HazyResearch/pdftotree

TypeError: unsupported operand type(s) for +: 'PDFObjRef' and 'bytes'

adarsa opened this issue · 1 comments

When calling pdftotree.parse(pdf_file), i get the following error:

>>> output = pdftotree.parse('403000541.pdf')
Traceback (most recent call last):
  File "<stdin>", line 1, in <module>
  File "/Users/adarsa/ilimi/pyenv36/lib/python3.6/site-packages/pdftotree/core.py", line 63, in parse
    if not extractor.is_scanned():
  File "/Users/adarsa/ilimi/pyenv36/lib/python3.6/site-packages/pdftotree/TreeExtract.py", line 121, in is_scanned
    self.parse()
  File "/Users/adarsa/ilimi/pyenv36/lib/python3.6/site-packages/pdftotree/TreeExtract.py", line 91, in parse
    for page_num, layout in enumerate(analyze_pages(self.pdf_file)):
  File "/Users/adarsa/ilimi/pyenv36/lib/python3.6/site-packages/pdftotree/utils/pdf/pdf_utils.py", line 136, in analyze_pages
    interpreter.process_page(page)
  File "/Users/adarsa/ilimi/pyenv36/lib/python3.6/site-packages/pdfminer/pdfinterp.py", line 841, in process_page
    self.render_contents(page.resources, page.contents, ctm=ctm)
  File "/Users/adarsa/ilimi/pyenv36/lib/python3.6/site-packages/pdfminer/pdfinterp.py", line 852, in render_contents
    self.init_resources(resources)
  File "/Users/adarsa/ilimi/pyenv36/lib/python3.6/site-packages/pdfminer/pdfinterp.py", line 356, in init_resources
    self.fontmap[fontid] = self.rsrcmgr.get_font(objid, spec)
  File "/Users/adarsa/ilimi/pyenv36/lib/python3.6/site-packages/pdfminer/pdfinterp.py", line 204, in get_font
    font = self.get_font(None, subspec)
  File "/Users/adarsa/ilimi/pyenv36/lib/python3.6/site-packages/pdfminer/pdfinterp.py", line 195, in get_font
    font = PDFCIDFont(self, spec)
  File "/Users/adarsa/ilimi/pyenv36/lib/python3.6/site-packages/pdfminer/pdffont.py", line 641, in __init__
    self.cidcoding = (self.cidsysteminfo.get('Registry', 'unknown') + b'-' +
TypeError: unsupported operand type(s) for +: 'PDFObjRef' and 'bytes'

I installed by building the package in python 3.6.

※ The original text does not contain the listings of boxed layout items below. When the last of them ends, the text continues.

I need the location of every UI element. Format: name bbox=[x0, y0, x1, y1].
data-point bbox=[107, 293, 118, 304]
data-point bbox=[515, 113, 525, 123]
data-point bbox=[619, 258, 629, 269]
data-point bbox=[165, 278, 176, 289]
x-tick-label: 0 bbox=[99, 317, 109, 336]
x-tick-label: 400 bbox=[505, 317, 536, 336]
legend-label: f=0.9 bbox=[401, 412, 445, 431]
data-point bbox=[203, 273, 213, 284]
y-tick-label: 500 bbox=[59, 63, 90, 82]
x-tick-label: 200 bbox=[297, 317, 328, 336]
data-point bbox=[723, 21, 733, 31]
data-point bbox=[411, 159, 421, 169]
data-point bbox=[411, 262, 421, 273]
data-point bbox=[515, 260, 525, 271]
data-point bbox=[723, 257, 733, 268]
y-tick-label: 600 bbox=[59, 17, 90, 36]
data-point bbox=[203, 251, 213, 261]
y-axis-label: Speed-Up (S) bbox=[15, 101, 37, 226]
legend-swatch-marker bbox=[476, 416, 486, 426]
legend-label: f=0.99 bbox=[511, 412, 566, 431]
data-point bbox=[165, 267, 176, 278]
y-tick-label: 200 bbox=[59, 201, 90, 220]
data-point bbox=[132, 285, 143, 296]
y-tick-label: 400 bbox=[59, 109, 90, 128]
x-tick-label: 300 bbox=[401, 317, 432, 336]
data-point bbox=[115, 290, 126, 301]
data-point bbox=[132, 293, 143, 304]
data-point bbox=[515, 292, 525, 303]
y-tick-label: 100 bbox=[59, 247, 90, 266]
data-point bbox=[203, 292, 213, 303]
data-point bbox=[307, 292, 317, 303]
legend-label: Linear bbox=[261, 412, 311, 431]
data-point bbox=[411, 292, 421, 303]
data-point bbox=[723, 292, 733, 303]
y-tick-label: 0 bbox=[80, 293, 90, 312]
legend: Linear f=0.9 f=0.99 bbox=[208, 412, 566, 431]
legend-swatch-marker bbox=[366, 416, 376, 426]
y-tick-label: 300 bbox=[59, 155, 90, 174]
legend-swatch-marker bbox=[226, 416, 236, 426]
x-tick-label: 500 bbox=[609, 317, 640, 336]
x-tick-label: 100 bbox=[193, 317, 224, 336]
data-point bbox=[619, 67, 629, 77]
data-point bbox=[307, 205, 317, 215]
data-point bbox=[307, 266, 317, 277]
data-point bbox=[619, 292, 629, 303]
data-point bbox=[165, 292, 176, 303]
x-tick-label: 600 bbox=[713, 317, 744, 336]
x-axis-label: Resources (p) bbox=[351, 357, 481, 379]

I looked for the following line of code both in pdfminer and in pdfminer.six, and found that it only appears in pdfminer.

File "/Users/adarsa/ilimi/pyenv36/lib/python3.6/site-packages/pdfminer/pdffont.py", line 641, in init
self.cidcoding = (self.cidsysteminfo.get('Registry', 'unknown') + b'-' +

This issue was reported at euske/pdfminer#258 too (the original pdfminer), which was supposedly fixed by euske/pdfminer@cc7d409.

Assuming pdfminer (instead of pdfminer.six) was used by the reporter, this issue is invalid as the pdftotree has listed pdfminer.six as a dependency at 8c190cb, way before this issue was reported, and still uses it.